I sat in (but did not actively participate) in the mini-assembly on this issue on Thursday Morning. I wanted to allow other voices to be heard, as I had been involved in so much of this project already. I had every intention to keep my silence in the debate, until an amendment came up that would have removed the “confession” section of the Statement, where we acknowledge that, as a faith, we have not always been our best selves around the issues of peace and war. I spoke against that amendment, focusing on the importance to the soldiers I hope to introduce the statement to that we admit our own failings and struggles, as they may be wrestling with some of their own. I was pleased to see that language of confession remain in the document.

The Statement of Conscience overwhelmingly passed, a relief after the original version was referred back last year. I was honored to play a small role in its development, and learned a great deal through the process… and it will be awhile before I get involved in a Statement of Conscience process again. I’ll need a break…

I then had the privilege to have lunch with the outgoing minister of the congregation where I am now the incoming interim minister. It was a wonderful conversation with a wonderful woman and minister, and that is all I’m going to say about that.

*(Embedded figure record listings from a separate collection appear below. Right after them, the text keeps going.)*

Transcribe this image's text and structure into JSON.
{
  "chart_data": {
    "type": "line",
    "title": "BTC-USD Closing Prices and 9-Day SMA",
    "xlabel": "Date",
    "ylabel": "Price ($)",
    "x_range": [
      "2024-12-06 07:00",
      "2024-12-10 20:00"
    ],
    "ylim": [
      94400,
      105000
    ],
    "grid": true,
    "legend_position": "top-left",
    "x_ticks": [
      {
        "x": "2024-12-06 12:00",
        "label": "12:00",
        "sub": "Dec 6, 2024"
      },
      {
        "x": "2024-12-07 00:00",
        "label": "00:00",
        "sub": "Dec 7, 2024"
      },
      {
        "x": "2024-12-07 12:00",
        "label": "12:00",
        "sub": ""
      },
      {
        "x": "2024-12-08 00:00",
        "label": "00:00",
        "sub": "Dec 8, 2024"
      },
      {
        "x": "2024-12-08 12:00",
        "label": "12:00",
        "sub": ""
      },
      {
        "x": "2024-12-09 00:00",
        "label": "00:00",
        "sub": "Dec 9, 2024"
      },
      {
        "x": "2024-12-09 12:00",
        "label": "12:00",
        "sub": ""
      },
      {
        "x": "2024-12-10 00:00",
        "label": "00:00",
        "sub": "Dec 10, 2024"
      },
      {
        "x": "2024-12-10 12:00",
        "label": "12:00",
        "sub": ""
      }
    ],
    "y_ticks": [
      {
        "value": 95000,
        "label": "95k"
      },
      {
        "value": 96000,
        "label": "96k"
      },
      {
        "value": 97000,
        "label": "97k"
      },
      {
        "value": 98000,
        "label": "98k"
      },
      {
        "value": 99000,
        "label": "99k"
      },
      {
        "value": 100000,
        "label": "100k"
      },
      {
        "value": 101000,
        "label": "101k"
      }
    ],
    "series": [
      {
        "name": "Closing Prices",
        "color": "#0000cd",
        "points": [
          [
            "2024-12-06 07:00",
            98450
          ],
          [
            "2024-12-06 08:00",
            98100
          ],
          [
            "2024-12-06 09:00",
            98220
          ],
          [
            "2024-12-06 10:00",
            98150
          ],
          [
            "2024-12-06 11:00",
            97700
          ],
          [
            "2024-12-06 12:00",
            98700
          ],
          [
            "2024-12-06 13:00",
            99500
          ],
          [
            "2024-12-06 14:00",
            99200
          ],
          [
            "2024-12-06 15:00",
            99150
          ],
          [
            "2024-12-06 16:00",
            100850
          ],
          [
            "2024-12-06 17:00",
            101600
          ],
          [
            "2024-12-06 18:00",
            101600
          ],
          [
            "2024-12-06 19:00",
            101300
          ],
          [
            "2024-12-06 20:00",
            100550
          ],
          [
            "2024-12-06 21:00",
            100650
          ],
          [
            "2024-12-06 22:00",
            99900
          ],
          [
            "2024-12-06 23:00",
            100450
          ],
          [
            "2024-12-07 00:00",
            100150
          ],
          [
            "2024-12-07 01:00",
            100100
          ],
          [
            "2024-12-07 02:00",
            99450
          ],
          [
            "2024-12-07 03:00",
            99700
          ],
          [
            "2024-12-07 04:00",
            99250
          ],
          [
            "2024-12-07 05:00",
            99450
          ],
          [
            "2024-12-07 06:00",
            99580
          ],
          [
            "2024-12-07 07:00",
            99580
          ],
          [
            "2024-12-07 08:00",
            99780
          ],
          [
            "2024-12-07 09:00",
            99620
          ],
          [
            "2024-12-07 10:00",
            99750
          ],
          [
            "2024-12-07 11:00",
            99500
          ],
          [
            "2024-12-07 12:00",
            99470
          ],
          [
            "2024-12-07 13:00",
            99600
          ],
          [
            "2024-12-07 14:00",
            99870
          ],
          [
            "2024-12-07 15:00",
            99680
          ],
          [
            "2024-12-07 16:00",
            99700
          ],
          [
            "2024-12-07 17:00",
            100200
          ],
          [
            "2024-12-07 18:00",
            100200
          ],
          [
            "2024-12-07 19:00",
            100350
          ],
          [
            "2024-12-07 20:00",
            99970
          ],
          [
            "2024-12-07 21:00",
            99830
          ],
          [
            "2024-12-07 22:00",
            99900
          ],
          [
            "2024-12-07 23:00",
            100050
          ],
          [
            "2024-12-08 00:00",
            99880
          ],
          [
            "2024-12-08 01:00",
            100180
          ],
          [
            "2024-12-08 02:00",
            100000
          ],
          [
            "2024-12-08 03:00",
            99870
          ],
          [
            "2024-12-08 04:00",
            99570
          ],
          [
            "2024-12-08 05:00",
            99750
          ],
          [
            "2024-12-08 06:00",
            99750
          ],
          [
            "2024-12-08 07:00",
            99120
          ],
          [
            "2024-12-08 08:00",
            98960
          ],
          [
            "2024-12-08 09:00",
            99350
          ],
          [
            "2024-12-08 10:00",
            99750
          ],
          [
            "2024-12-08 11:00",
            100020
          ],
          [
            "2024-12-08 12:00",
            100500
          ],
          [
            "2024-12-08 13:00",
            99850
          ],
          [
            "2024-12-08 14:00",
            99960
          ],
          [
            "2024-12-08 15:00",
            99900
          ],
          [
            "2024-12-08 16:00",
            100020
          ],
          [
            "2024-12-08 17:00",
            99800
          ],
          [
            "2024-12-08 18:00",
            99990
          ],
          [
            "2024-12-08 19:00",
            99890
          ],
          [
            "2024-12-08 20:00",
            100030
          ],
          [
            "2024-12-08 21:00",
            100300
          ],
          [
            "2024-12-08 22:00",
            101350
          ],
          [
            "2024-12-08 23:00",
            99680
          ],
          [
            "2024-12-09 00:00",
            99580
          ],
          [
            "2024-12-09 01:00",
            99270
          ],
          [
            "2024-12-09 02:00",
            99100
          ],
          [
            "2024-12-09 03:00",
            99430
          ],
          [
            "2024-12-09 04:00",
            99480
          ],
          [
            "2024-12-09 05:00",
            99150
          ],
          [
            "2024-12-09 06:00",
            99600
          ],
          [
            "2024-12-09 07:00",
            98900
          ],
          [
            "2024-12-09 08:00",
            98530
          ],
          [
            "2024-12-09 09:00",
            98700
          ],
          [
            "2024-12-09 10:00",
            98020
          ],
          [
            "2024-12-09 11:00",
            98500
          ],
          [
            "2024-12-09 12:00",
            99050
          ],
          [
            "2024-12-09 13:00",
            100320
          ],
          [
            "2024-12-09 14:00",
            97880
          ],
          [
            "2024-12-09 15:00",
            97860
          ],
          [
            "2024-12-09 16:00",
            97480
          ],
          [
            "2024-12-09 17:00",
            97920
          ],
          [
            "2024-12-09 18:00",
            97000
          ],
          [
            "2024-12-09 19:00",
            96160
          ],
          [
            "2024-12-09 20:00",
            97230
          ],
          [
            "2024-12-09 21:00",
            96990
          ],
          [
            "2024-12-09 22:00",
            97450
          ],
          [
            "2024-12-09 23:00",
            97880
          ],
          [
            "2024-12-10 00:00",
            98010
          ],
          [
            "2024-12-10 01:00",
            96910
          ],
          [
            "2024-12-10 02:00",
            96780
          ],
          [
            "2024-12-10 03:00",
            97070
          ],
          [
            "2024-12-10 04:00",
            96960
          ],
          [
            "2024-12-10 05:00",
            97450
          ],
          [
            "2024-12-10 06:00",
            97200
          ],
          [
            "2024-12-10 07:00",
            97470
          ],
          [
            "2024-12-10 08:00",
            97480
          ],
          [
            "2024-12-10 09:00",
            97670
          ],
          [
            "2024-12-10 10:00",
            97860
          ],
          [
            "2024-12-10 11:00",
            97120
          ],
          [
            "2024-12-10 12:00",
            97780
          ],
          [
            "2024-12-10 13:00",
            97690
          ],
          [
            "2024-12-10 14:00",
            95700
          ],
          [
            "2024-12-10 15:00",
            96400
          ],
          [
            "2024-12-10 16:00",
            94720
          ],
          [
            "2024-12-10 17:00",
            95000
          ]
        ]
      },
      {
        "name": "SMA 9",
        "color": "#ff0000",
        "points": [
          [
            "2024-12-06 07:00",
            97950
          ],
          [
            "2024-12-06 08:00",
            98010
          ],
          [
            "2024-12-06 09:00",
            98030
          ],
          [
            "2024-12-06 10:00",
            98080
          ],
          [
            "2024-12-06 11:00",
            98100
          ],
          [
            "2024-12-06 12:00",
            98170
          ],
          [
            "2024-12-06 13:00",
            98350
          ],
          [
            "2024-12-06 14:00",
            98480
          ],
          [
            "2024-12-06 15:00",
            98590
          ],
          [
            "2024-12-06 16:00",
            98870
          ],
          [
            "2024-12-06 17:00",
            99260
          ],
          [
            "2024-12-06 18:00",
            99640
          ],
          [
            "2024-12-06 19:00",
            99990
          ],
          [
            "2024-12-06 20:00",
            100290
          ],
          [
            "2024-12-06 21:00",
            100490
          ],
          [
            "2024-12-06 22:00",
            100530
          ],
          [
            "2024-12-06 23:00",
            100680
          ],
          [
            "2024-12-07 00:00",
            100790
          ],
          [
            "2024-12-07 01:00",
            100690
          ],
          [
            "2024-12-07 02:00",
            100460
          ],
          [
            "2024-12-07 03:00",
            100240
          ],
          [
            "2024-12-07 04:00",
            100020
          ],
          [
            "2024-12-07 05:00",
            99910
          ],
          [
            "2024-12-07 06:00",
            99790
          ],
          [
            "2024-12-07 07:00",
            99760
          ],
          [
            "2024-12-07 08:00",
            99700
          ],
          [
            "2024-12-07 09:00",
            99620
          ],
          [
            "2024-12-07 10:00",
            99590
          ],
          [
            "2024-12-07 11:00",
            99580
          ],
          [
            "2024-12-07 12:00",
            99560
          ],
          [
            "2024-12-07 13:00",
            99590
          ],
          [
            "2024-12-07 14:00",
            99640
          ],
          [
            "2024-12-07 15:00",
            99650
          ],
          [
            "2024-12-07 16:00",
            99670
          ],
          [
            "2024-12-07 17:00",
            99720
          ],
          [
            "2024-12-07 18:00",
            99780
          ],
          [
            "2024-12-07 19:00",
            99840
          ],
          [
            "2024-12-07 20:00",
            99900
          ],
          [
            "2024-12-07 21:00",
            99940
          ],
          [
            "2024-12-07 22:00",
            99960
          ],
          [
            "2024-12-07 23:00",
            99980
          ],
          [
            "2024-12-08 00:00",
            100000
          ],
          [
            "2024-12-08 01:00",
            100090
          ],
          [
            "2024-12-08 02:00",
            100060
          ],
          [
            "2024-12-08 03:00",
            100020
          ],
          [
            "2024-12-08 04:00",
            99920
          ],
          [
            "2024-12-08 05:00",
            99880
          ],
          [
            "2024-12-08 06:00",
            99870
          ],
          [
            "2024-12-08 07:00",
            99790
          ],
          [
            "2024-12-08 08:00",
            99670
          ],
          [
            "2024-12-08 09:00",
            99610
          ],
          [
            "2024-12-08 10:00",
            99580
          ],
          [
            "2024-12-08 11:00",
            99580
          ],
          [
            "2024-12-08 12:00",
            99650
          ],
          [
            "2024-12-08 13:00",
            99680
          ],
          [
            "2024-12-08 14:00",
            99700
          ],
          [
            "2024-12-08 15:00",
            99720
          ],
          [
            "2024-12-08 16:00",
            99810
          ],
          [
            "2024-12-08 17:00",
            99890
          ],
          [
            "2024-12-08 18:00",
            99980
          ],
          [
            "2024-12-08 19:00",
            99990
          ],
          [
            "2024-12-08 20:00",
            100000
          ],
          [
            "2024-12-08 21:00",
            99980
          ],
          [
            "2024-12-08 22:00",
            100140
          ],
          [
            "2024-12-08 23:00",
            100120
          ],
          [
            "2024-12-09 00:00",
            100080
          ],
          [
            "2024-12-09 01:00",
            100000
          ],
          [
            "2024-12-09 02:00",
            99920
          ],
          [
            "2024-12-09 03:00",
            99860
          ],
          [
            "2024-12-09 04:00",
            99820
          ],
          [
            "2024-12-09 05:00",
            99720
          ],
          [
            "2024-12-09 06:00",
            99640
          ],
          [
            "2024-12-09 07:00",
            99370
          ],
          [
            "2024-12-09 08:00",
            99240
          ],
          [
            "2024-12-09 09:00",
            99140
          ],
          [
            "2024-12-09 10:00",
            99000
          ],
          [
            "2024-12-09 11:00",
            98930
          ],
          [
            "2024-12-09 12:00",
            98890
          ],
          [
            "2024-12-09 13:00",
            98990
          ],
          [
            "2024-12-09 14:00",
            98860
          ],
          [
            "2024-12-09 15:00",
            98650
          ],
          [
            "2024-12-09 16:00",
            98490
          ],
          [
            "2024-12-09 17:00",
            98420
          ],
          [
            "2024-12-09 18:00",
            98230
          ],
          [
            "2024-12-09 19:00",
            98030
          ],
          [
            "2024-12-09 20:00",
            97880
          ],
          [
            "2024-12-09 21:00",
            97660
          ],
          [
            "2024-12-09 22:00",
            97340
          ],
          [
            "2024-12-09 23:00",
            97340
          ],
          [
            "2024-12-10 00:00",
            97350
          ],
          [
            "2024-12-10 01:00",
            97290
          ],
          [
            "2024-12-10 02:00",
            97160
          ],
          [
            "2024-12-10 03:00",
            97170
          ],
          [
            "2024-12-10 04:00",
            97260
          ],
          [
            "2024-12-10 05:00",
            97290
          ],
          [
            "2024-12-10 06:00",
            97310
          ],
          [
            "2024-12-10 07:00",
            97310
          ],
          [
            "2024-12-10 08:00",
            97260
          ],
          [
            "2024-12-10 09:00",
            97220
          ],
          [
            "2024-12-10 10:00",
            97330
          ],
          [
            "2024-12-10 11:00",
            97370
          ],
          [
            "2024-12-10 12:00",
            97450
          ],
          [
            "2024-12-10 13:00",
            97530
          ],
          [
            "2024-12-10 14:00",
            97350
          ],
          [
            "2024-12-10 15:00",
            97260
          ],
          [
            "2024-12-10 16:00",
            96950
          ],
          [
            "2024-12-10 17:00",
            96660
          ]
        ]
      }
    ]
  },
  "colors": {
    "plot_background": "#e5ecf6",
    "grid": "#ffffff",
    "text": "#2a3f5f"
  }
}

There is a wonderful dynamic that happens for newly fellowshipped ministers in the UUA. On Thursday night, you have the wonderful, joyous event of the Service of the Living Tradition, where you receive preliminary fellowship and are formally accepted as ministers by the association. Wonderful, joyous moment. The following afternoon, you meet with the representatives of the Association and the Ministerial Fellowship Committee, and they tell you about the long and somewhat involved process of making it from Preliminary Fellowship to Final Fellowship… It is a wonderful moment of humility inspiring scheduling, and I want to commend whoever came up with that timing so many moons ago. Priceless!

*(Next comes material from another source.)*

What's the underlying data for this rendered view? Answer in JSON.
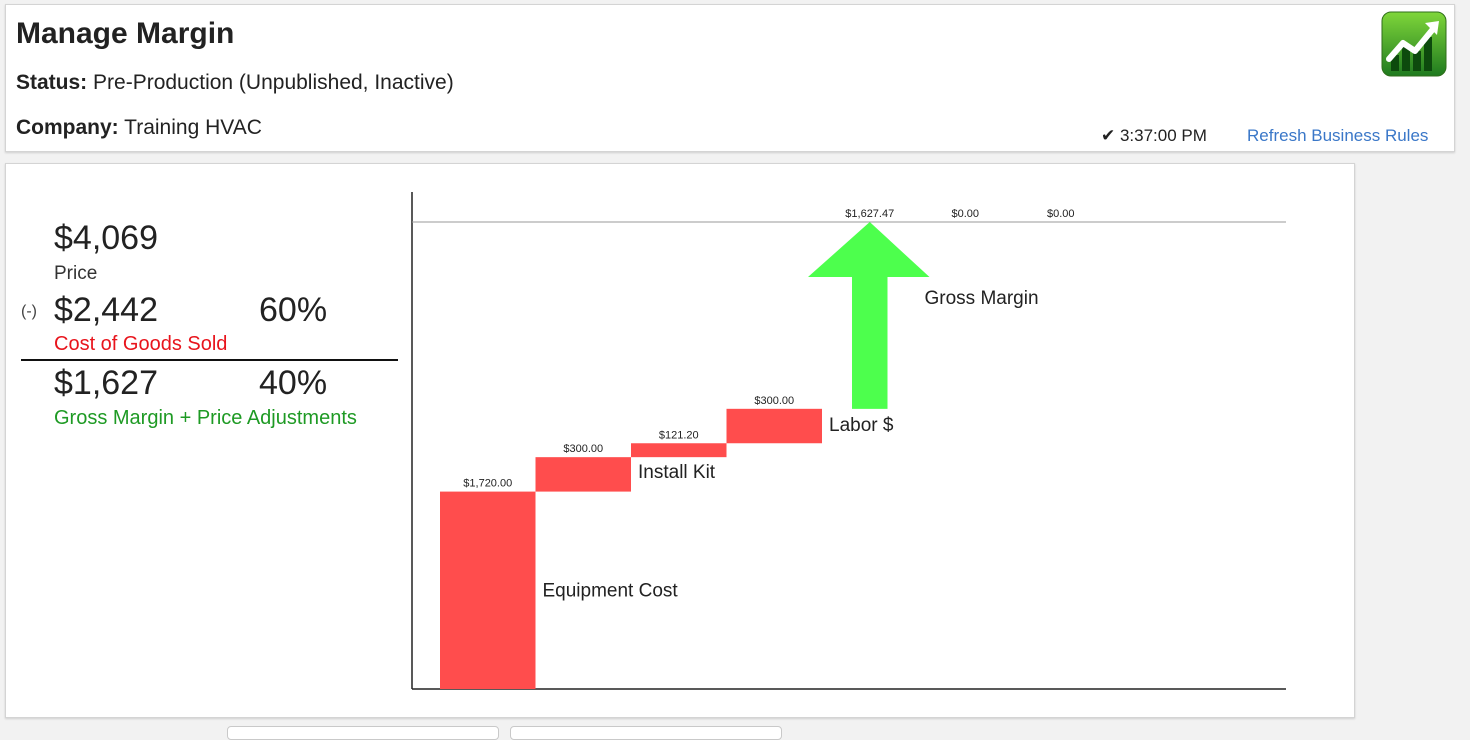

When I got back from taking a colleague to the airport in the early afternoon, my car quit working. Entire electrical system, no juice. After checking every fuse in the car (and missing the CLF Worship Service, unfortunately) I finally thought to check the battery… and wouldn’t you know it. I was rescued by a fellow UU and military veteran named Vince who took me to an auto parts place for a new battery… and that worked. Now we will see if it was just the battery, or something else (please don’t be the alternator!)

I made it a little late to the Baby Shower for a ministerial colleague, and it was a wonderful time of fellowship, of meeting, and of re-meeting. Many of those attending I had met before, but at a time when I would not remember much at all (because it was my MFC interview). They were very gracious as I re-met them. Oh, and my friend is having a Baby!

The baby shower made me miss the Meadville Lombard Alumni Dinner, and that is okay, others went and told me about it… including the new video that has a picture of me in it. Yes, before anyone else asks, they had my permission. It’s all okay. I would have been at the Dinner, but they happen every year, and my friend’s first baby shower happens only once. I did try to get to the Alumni dinner Lalitha, I really did… I swear. Cross my heart. Pinky promise. Please don’t hurt me…

I ended my evening sitting in the lobby of one of the hotels, reminiscing with a group of members of my internship congregation, and then taking the long route to the car (now working) by stopping to talk to colleagues and friends. One of my colleagues, known as the Earthbound Spirit in the UU Blogging World, said something to me that is still making me cry. You touched my heart ES, and I will remember what you said, when I have to make decisions about the levels of risk I am willing to run as a military chaplain. I swear. Cross my heart. Pinky promise. Please don’t hurt me if it happens anyway…

So, I don’t have a lot to report on the overall GA of Day three… because it was a really personalized day for me. I will say that it was a day of relationship, of building new ones, of celebrating others, and of having colleagues and friends move into our well seated relationships to say things to me that needed saying. That kind of relationship is more what Unitarian Universalism is, to my mind, than anything else we may do at General Assembly.